405 ILCS 5/1-119 depends (!) upon the clarity of 405 ILCS 5/1-129 to further define the circumstances under which we justify depriving a person of his or her fundamental right to liberty, through forced imprisonment, in a locked and barred “hospital”:

“Person subject to involuntary admission on an inpatient basis” means:

(1) A person with mental illness who because of his or her illness is reasonably expected, unless treated on an inpatient basis, to engage in conduct placing such person or another in physical harm or in reasonable expectation of being physically harmed;
(2) A person with mental illness who because of his or her illness is unable to provide for his or her basic physical needs so as to guard himself or herself  from serious harm without the assistance of family or others, unless treated on an inpatient basis; or
(3) A person with mental illness who:
(i) refuses treatment or is not adhering adequately to prescribed treatment;
(ii) because of the nature of his or her illness, is unable to understand his or her need for treatment; and
(iii) if not treated on an inpatient basis, is reasonably expected, based on his or her behavioral history, to suffer mental or emotional deterioration and is reasonable expected, after such deterioration, to meet the criteria or either paragraph (1) or paragraph (2) of this Section.
In determining whether a person meets the criteria specified in paragraph (1), (2), or (3), the court may consider evidence of the person’s repeated past pattern of specific behavior and actions related to the person’s illness.

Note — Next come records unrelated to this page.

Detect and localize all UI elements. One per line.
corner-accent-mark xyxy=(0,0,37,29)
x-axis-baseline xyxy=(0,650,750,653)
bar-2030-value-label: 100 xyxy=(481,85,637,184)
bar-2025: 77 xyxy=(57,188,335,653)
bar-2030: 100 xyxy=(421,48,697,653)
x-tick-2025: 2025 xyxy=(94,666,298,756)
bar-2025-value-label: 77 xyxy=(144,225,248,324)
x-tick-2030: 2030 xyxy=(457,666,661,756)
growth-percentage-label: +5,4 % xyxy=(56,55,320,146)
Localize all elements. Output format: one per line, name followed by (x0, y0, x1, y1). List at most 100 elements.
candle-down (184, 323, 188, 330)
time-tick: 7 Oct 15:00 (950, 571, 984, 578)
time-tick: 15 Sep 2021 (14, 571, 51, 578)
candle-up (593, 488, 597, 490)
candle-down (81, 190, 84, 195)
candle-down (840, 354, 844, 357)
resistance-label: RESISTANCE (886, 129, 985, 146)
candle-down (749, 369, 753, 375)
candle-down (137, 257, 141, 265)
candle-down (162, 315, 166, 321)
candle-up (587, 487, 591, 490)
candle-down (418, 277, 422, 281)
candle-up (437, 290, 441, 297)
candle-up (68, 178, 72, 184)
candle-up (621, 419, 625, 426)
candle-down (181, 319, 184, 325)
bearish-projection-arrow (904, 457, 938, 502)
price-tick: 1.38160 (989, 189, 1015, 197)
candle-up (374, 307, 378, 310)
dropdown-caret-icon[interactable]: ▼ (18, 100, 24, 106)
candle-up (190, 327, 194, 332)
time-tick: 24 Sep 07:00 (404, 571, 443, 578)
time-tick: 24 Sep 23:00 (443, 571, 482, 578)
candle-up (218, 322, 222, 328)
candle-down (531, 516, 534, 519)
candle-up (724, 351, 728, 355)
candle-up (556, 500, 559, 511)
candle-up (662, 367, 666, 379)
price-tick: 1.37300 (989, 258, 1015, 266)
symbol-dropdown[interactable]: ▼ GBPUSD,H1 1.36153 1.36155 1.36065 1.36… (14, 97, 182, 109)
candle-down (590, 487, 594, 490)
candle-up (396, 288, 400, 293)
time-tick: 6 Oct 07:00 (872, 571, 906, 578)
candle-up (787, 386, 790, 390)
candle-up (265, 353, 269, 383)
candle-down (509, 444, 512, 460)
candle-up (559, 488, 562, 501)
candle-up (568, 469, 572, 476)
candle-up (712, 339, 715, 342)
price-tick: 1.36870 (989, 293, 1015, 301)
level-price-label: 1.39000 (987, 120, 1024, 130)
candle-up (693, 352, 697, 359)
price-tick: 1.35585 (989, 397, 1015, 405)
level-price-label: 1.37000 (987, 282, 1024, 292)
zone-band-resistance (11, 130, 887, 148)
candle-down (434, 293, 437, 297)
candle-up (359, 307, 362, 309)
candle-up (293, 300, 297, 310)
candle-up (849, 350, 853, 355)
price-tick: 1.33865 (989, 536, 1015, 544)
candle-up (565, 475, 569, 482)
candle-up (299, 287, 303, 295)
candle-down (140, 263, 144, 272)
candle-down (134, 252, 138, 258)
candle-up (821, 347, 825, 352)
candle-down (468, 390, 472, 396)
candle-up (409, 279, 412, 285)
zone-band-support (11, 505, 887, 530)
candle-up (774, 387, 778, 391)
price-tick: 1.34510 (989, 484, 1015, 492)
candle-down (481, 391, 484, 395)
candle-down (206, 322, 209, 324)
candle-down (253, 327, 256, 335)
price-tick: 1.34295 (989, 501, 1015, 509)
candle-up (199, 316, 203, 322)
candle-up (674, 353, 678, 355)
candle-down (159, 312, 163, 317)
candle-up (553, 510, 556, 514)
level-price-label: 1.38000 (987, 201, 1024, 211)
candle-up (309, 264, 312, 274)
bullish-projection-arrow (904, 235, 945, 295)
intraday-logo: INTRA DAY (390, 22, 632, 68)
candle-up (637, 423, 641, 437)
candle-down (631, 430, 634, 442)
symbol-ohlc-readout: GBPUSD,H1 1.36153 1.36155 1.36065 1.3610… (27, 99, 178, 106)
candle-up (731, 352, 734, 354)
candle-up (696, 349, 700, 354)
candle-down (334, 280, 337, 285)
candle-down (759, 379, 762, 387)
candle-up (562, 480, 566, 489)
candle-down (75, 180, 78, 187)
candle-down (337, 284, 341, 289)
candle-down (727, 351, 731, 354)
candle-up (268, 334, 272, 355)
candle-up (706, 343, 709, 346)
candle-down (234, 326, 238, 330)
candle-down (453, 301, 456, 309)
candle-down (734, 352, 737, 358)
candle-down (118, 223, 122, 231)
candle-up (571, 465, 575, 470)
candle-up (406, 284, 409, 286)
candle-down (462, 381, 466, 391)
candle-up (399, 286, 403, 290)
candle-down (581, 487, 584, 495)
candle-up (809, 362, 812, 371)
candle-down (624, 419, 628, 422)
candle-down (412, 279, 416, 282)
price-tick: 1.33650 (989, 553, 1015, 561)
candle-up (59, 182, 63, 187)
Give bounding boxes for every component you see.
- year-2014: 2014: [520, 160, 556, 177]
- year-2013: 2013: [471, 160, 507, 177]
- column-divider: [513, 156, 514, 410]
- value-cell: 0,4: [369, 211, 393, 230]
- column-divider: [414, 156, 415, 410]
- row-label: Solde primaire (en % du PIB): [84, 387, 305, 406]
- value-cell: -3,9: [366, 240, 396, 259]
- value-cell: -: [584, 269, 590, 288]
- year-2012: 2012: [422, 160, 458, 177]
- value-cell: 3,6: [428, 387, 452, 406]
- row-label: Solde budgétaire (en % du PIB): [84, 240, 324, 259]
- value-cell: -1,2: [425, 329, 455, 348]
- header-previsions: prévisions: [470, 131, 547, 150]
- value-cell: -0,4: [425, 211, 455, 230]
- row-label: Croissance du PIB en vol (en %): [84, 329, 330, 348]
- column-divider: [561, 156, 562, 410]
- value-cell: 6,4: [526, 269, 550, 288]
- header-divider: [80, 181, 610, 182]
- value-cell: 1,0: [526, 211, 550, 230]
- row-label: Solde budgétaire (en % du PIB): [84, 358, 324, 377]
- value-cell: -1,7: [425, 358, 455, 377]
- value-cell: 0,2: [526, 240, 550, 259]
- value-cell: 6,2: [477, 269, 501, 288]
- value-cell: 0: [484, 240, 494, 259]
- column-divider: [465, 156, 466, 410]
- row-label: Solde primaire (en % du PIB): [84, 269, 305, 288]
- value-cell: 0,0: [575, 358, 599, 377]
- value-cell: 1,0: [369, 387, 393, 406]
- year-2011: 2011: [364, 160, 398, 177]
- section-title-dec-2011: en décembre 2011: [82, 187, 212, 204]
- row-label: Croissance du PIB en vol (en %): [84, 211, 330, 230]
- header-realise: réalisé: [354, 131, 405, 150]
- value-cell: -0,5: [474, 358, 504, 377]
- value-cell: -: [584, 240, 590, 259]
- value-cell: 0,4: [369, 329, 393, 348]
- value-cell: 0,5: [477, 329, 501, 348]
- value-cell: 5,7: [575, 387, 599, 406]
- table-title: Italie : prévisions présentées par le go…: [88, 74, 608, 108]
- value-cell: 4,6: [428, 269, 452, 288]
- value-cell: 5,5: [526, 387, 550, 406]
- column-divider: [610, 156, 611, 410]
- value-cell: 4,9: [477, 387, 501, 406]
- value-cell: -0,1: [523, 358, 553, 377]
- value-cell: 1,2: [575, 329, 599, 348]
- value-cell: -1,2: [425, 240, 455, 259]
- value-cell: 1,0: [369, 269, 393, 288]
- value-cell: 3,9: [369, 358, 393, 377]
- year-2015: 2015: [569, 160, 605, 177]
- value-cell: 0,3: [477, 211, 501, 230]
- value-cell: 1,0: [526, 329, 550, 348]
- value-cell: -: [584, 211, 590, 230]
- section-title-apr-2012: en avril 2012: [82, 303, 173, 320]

It is not necessary to catalogue the vast number of unanswerable questions this section of our law raises. The totem-pole “reasonable expectations” alone would require a flow chart to even begin to decipher. The bottom line? This “law” is embarrassing nonsense. It cannot possibly constitute any common social understanding or agreement, and it only serves to allow some remote, designated expert to decide, according to whim, who gets locked up and who may walk free, who is allowed rights as a human being and who is dehumanized.

Sections 405 ILCS 5/1-129 and 405 ILCS 5/1-119 are two examples with which I am particularly familiar, but they are by no means exceptional or even the most glaring instances of problematic law and regulation due to scientific and medical confusion over mental diagnosis. The fields of school law, child protection, disabilities, health care, employment, discrimination, and welfare are all hopelessly infected (please excuse the irony of my metaphor).


There may come a time when such nonsense as I have described above earns more open and widespread cynicism about the law, medicine, science, and reason itself. Illinois has an unfortunate reputation already in the world of politics.  We should not bear this additional burden of disreputable psychiatry, which weakens the fundamental bases of our culture.

House Resolution 898 is a careful statement of the problem, and it merely calls for an organized, democratic evaluation.  I believe it will enable our state to get out in front of these issues, avoid much worse controversy down the road, and actually save much expense in lives and treasure.

I therefore respectfully urge you to pass HR0898.